This guide answers the three questions that every pharmaceutical engineer, procurement manager, and quality professional needs answered before specifying stainless steel in a cleanroom project:
• What do regulators actually require?
• Which grades are technically suitable - and why?
• How should grade selection vary by application zone and risk level?
Every claim in this article is supported by a cited standard or peer-reviewed reference. All comparative tables include explicit data sources.
What Is a Pharmaceutical Cleanroom?
A pharmaceutical cleanroom is a controlled environment where airborne particulate counts, microbial contamination, temperature, humidity, and pressure differentials are tightly regulated to protect product quality and patient safety. Under EU GMP Annex 1 (2022) and ISO 14644-1:2015, cleanrooms are classified by the maximum allowable particle concentrations per cubic metre.
Cleanroom Classification Overview
| EU GMP Grade | ISO Class | Max Particles ≥0.5 µm/m³ (at rest) | Max Particles ≥5.0 µm/m³ (at rest) | Max Viable CFU/m³ | Typical Application |
| Grade A | ISO 5 | 3,520 | 20 | <1 | Filling zones, open product containers |
| Grade B | ISO 5 | 3,520 | 29 | 10 | Background for Grade A aseptic operations |
| Grade C | ISO 7 | 352,000 | 2,900 | 100 | Less critical sterile manufacturing steps |
| Grade D | ISO 8 | 3,520,000 | 29,000 | 200 | Non-sterile operations, component prep |
Source: EU GMP Annex 1 - Manufacture of Sterile Medicinal Products (2022), Table 1 (European Commission, 2022); ISO 14644-1:2015 Cleanrooms and Associated Controlled Environments.The grade classification directly determines the minimum material requirements. Grade A/B environments demand the highest material standards because any particle generation or corrosion product can directly contaminate sterile product.

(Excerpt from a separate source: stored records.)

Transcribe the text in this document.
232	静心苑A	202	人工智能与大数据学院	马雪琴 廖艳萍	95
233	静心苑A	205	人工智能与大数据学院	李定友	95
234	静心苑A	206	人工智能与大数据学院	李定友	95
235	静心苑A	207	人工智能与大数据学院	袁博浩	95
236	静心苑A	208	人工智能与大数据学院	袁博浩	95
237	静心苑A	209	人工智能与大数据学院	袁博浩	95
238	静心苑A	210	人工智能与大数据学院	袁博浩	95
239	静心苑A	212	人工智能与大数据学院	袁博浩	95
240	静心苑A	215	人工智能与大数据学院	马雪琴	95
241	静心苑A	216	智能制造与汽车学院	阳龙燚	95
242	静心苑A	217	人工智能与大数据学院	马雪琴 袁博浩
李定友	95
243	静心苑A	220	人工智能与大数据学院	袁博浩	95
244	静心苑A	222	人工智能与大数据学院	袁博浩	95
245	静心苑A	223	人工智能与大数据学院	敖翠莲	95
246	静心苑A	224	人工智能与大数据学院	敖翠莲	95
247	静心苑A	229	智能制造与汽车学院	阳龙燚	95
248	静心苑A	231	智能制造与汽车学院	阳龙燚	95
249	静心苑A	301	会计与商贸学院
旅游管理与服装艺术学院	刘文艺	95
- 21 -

GMP Regulatory Requirements for Cleanroom Materials
Every major GMP framework requires that materials used in pharmaceutical manufacturing be non-reactive, non-additive, and non-absorptive. This principle is expressed in language that consistently points to 316L stainless steel as the preferred solution.
Regulators do not mandate a specific AISI grade by name in most cases. However, the functional requirements - corrosion resistance, chemical inertness, cleanability, no particle generation - effectively eliminate all options except austenitic stainless steel grades, with 316L overwhelmingly preferred.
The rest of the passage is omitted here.